Once the escaped ghosts are herded, I turn to those enslaved by the Karkauns. The magic used to summon and control them is
ancient, but it has a familiar taint to it—the Nightbringer or his ilk taught the Karkauns this magic. The spirits are chained to a dozen or so warlocks—minions of the Karkauns’ leader. If I murder those warlocks, the ghosts will be free.
I do not give the killing a second thought. I do not even use my weapons, though they are strapped across my back. Mauth’s magic suffuses me, and I call on it as easily as I would my own skills with a scim. We circle the warlocks and choke the life from them one by one, until finally, as the day fades and the drums scream out which parts of the city have fallen, I find myself near an enormous building I know well: the Black Guard barracks.
I feel for more ghosts and find nothing. But as I prepare to leave, I catch a flash of brown skin and black hair.
Laia.
I step toward her immediately; the small bit of my mind that still feels human draws me to her, as ever. As I approach her, I expect Mauth to pull at me or take over my body, as he did when I encountered the Shrike. But though I feel him there in my mind, still a part of me, he does nothing.

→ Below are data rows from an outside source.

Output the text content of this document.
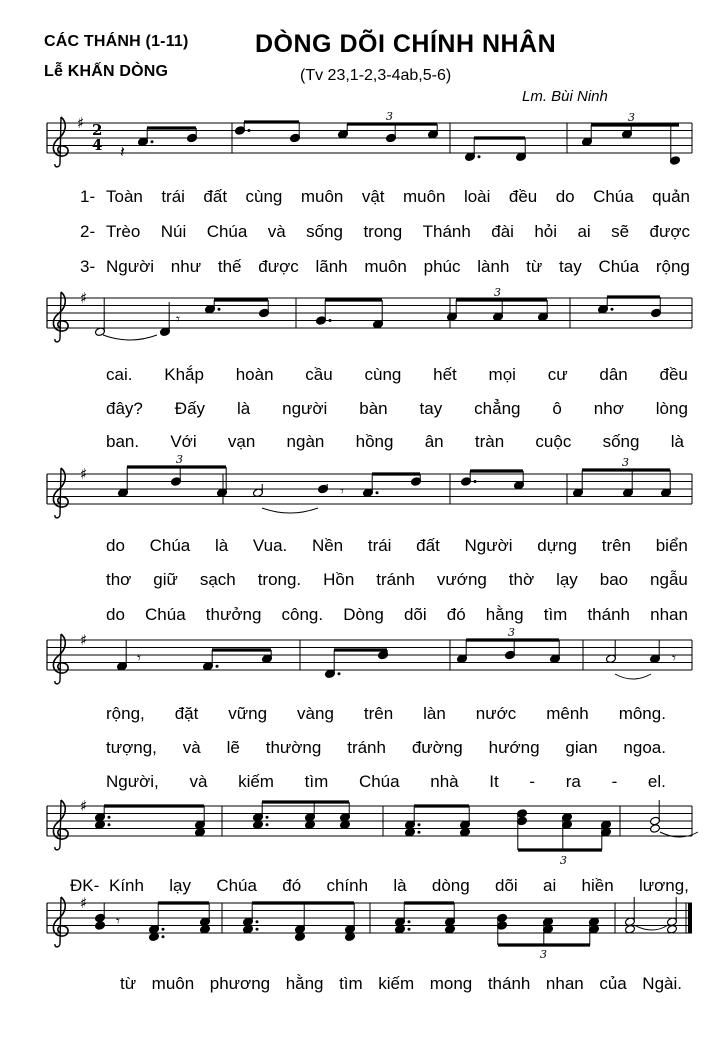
CÁC THÁNH (1-11)
Lễ KHẤN DÒNG
DÒNG DÕI CHÍNH NHÂN
(Tv 23,1-2,3-4ab,5-6)
Lm. Bùi Ninh
♯
♯
♯
♯
♯
♯
2
4 𝄽
3	3
𝄾
3
3
𝄾
3
𝄾
3
𝄾
3
𝄾
3
1-
2-
3-
Toàn trái đất cùng muôn vật muôn loài đều do Chúa quản
Trèo Núi Chúa và sống trong Thánh đài hỏi ai sẽ được
Người như thế được lãnh muôn phúc lành từ tay Chúa rộng
cai. Khắp hoàn cầu cùng hết mọi cư dân đều
đây? Đấy là người bàn tay chẳng ô nhơ lòng
ban. Với vạn ngàn hồng ân tràn cuộc sống là
do Chúa là Vua. Nền trái đất Người dựng trên biển
thơ giữ sạch trong. Hồn tránh vướng thờ lạy bao ngẫu
do Chúa thưởng công. Dòng dõi đó hằng tìm thánh nhan
rộng, đặt vững vàng trên làn nước mênh mông.
tượng, và lẽ thường tránh đường hướng gian ngoa.
Người, và kiếm tìm Chúa nhà It - ra - el.
ĐK- Kính lạy Chúa đó chính là dòng dõi ai hiền lương,
từ muôn phương hằng tìm kiếm mong thánh nhan của Ngài.
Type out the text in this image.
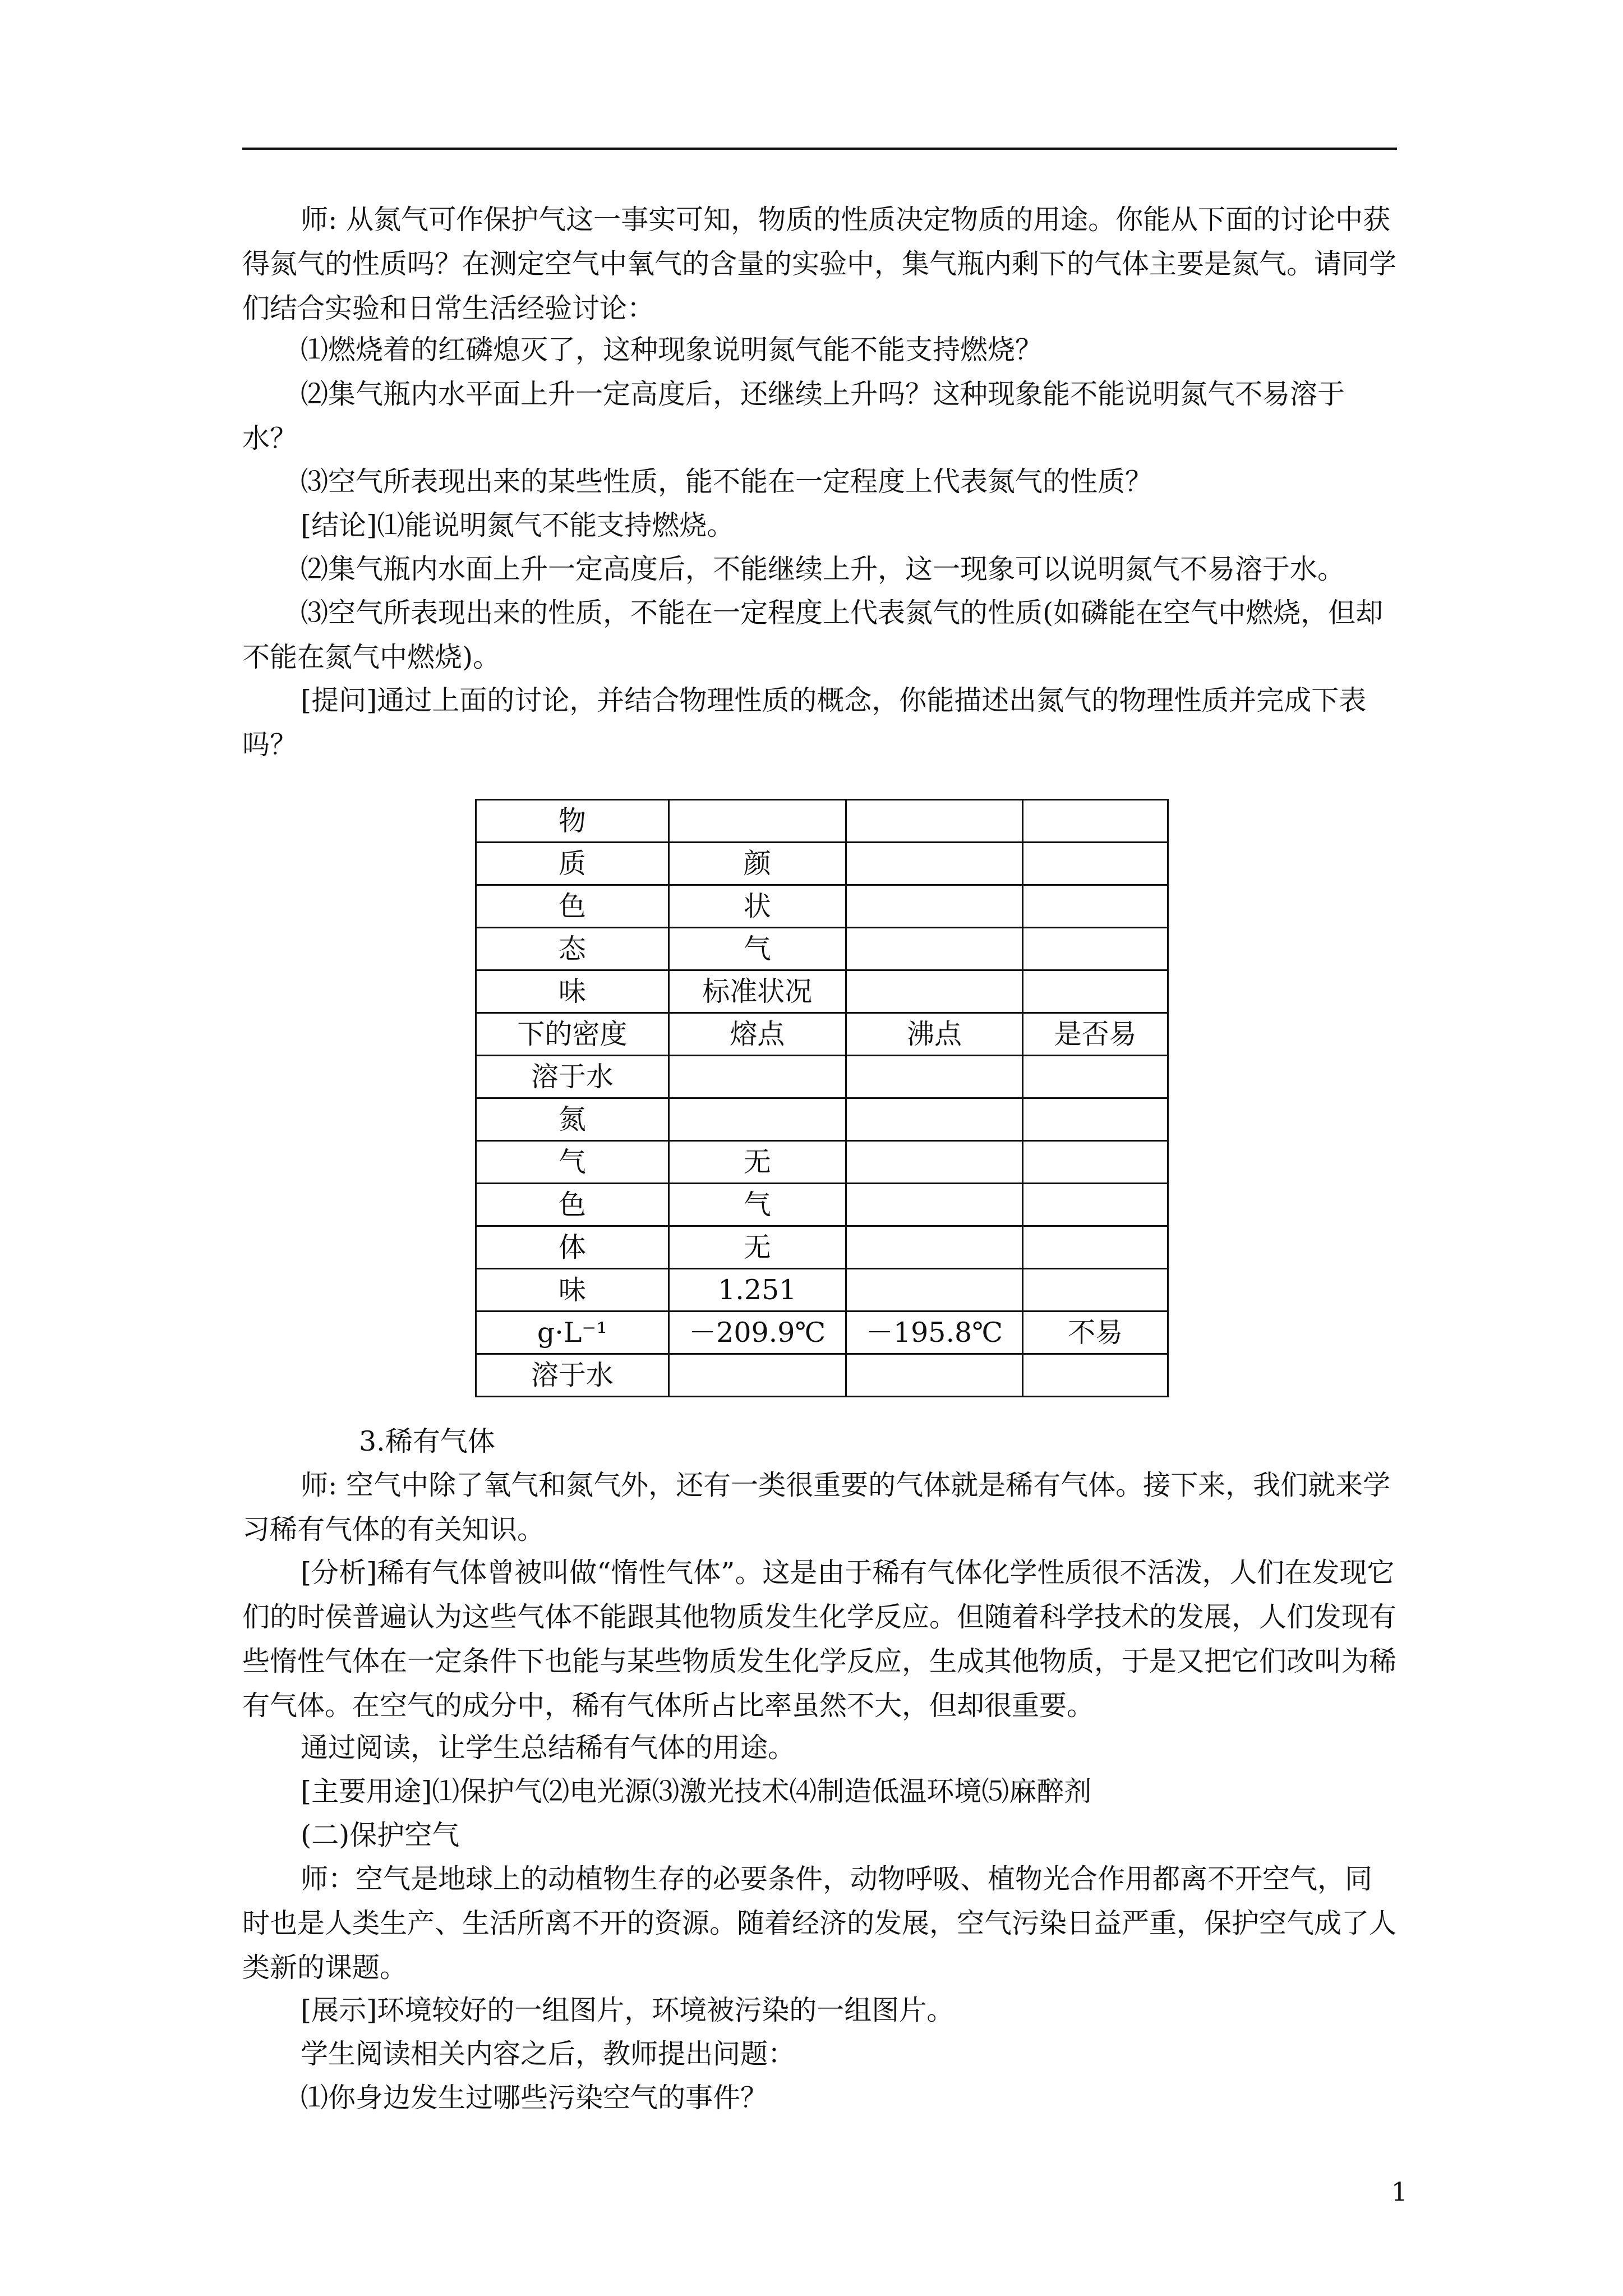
师: 从氮气可作保护气这一事实可知，物质的性质决定物质的用途。你能从下面的讨论中获得氮气的性质吗？在测定空气中氧气的含量的实验中，集气瓶内剩下的气体主要是氮气。请同学们结合实验和日常生活经验讨论：

⑴燃烧着的红磷熄灭了，这种现象说明氮气能不能支持燃烧？

⑵集气瓶内水平面上升一定高度后，还继续上升吗？这种现象能不能说明氮气不易溶于水？

⑶空气所表现出来的某些性质，能不能在一定程度上代表氮气的性质？

[结论]⑴能说明氮气不能支持燃烧。

⑵集气瓶内水面上升一定高度后，不能继续上升，这一现象可以说明氮气不易溶于水。

⑶空气所表现出来的性质，不能在一定程度上代表氮气的性质(如磷能在空气中燃烧，但却不能在氮气中燃烧)。

[提问]通过上面的讨论，并结合物理性质的概念，你能描述出氮气的物理性质并完成下表吗？

物			
质	颜		
色	状		
态	气		
味	标准状况		
下的密度	熔点	沸点	是否易
溶于水			
氮			
气	无		
色	气		
体	无		
味	1.251		
g·L⁻¹	－209.9℃	－195.8℃	不易
溶于水			

3.稀有气体

师: 空气中除了氧气和氮气外，还有一类很重要的气体就是稀有气体。接下来，我们就来学习稀有气体的有关知识。

[分析]稀有气体曾被叫做“惰性气体”。这是由于稀有气体化学性质很不活泼，人们在发现它们的时侯普遍认为这些气体不能跟其他物质发生化学反应。但随着科学技术的发展，人们发现有些惰性气体在一定条件下也能与某些物质发生化学反应，生成其他物质，于是又把它们改叫为稀有气体。在空气的成分中，稀有气体所占比率虽然不大，但却很重要。

通过阅读，让学生总结稀有气体的用途。

[主要用途]⑴保护气⑵电光源⑶激光技术⑷制造低温环境⑸麻醉剂

(二)保护空气

师：空气是地球上的动植物生存的必要条件，动物呼吸、植物光合作用都离不开空气，同时也是人类生产、生活所离不开的资源。随着经济的发展，空气污染日益严重，保护空气成了人类新的课题。

[展示]环境较好的一组图片，环境被污染的一组图片。

学生阅读相关内容之后，教师提出问题：

⑴你身边发生过哪些污染空气的事件？

1
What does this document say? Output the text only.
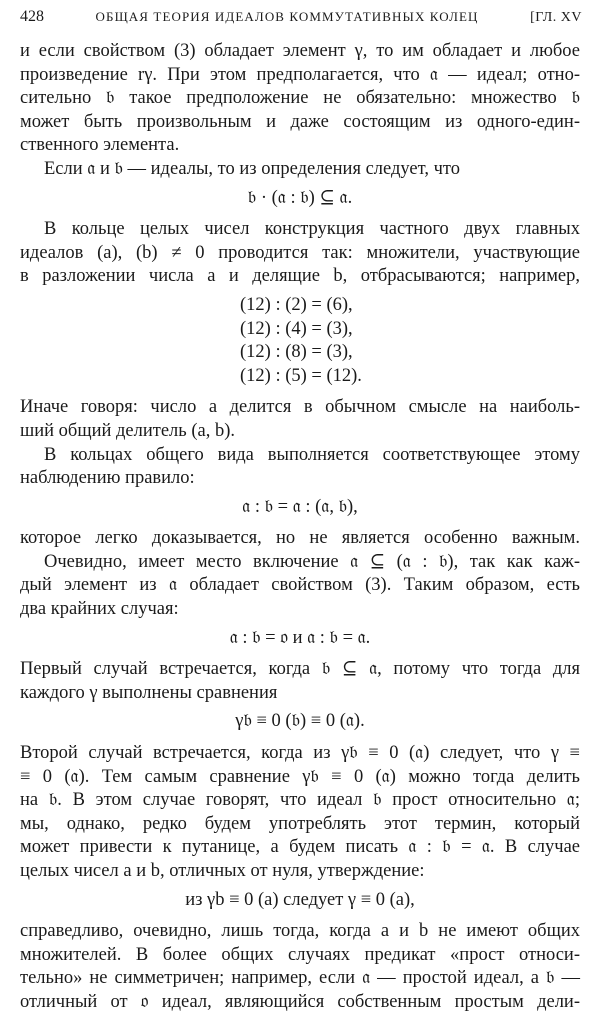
428	ОБЩАЯ ТЕОРИЯ ИДЕАЛОВ КОММУТАТИВНЫХ КОЛЕЦ	[ГЛ. XV
и если свойством (3) обладает элемент γ, то им обладает и любое
произведение rγ. При этом предполагается, что 𝔞 — идеал; отно-
сительно 𝔟 такое предположение не обязательно: множество 𝔟
может быть произвольным и даже состоящим из одного-един-
ственного элемента.
Если 𝔞 и 𝔟 — идеалы, то из определения следует, что
𝔟 · (𝔞 : 𝔟) ⊆ 𝔞.
В кольце целых чисел конструкция частного двух главных
идеалов (a), (b) ≠ 0 проводится так: множители, участвующие
в разложении числа a и делящие b, отбрасываются; например,
(12) : (2) = (6),
(12) : (4) = (3),
(12) : (8) = (3),
(12) : (5) = (12).
Иначе говоря: число a делится в обычном смысле на наиболь-
ший общий делитель (a, b).
В кольцах общего вида выполняется соответствующее этому
наблюдению правило:
𝔞 : 𝔟 = 𝔞 : (𝔞, 𝔟),
которое легко доказывается, но не является особенно важным.
Очевидно, имеет место включение 𝔞 ⊆ (𝔞 : 𝔟), так как каж-
дый элемент из 𝔞 обладает свойством (3). Таким образом, есть
два крайних случая:
𝔞 : 𝔟 = 𝔬 и 𝔞 : 𝔟 = 𝔞.
Первый случай встречается, когда 𝔟 ⊆ 𝔞, потому что тогда для
каждого γ выполнены сравнения
γ𝔟 ≡ 0 (𝔟) ≡ 0 (𝔞).
Второй случай встречается, когда из γ𝔟 ≡ 0 (𝔞) следует, что γ ≡
≡ 0 (𝔞). Тем самым сравнение γ𝔟 ≡ 0 (𝔞) можно тогда делить
на 𝔟. В этом случае говорят, что идеал 𝔟 прост относительно 𝔞;
мы, однако, редко будем употреблять этот термин, который
может привести к путанице, а будем писать 𝔞 : 𝔟 = 𝔞. В случае
целых чисел a и b, отличных от нуля, утверждение:
из γb ≡ 0 (a) следует γ ≡ 0 (a),
справедливо, очевидно, лишь тогда, когда a и b не имеют общих
множителей. В более общих случаях предикат «прост относи-
тельно» не симметричен; например, если 𝔞 — простой идеал, а 𝔟 —
отличный от 𝔬 идеал, являющийся собственным простым дели-
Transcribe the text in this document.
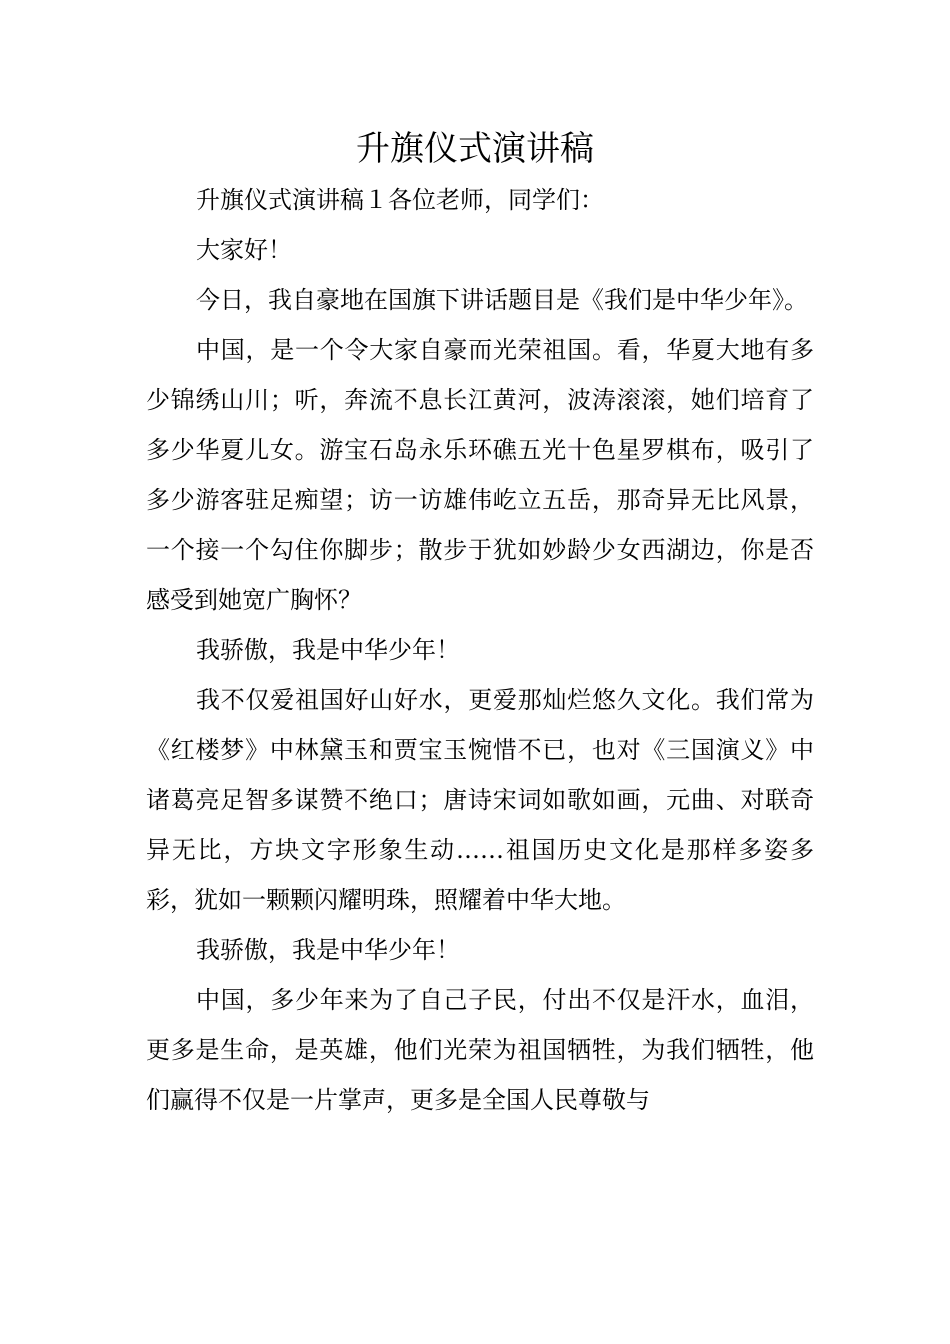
升旗仪式演讲稿

升旗仪式演讲稿１各位老师，同学们：

大家好！

今日，我自豪地在国旗下讲话题目是《我们是中华少年》。

中国，是一个令大家自豪而光荣祖国。看，华夏大地有多少锦绣山川；听，奔流不息长江黄河，波涛滚滚，她们培育了多少华夏儿女。游宝石岛永乐环礁五光十色星罗棋布，吸引了多少游客驻足痴望；访一访雄伟屹立五岳，那奇异无比风景，一个接一个勾住你脚步；散步于犹如妙龄少女西湖边，你是否感受到她宽广胸怀？

我骄傲，我是中华少年！

我不仅爱祖国好山好水，更爱那灿烂悠久文化。我们常为《红楼梦》中林黛玉和贾宝玉惋惜不已，也对《三国演义》中诸葛亮足智多谋赞不绝口；唐诗宋词如歌如画，元曲、对联奇异无比，方块文字形象生动……祖国历史文化是那样多姿多彩，犹如一颗颗闪耀明珠，照耀着中华大地。

我骄傲，我是中华少年！

中国，多少年来为了自己子民，付出不仅是汗水，血泪，更多是生命，是英雄，他们光荣为祖国牺牲，为我们牺牲，他们赢得不仅是一片掌声，更多是全国人民尊敬与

Laia has seen me. “Elias!” She runs to me, throwing herself into my arms, almost sobbing. As she does, my arms come up around her of their own accord, as if it’s something I’ve done many times. I feel strange. No, not strange.
I feel nothing.
“It wasn’t the ring,” she is saying. “I don’t know what the last piece of the Star is, but there might still be time to find out. Will you help me?”
Yes, I want to say.
“No” is what comes out of my mouth.
Shock fills her eyes. And then, just like in the Mariner village weeks ago, she goes completely still. Everything does.
Elias.
The voice in my head is not my own, nor is it the jinn’s.
Do you know me?
“I—I don’t.”
Long have I waited for this day, for you to release the last shreds that bound you to the world of the living.
“Mauth?”
The same, Elias. Look.
My body remains before Laia, frozen in time. But my mind travels to a familiar place. I know this sallow yellow sky. This black sea that roils with unknowable creatures just under the surface. I saw this place once before, when Shaeva pulled me from the raid.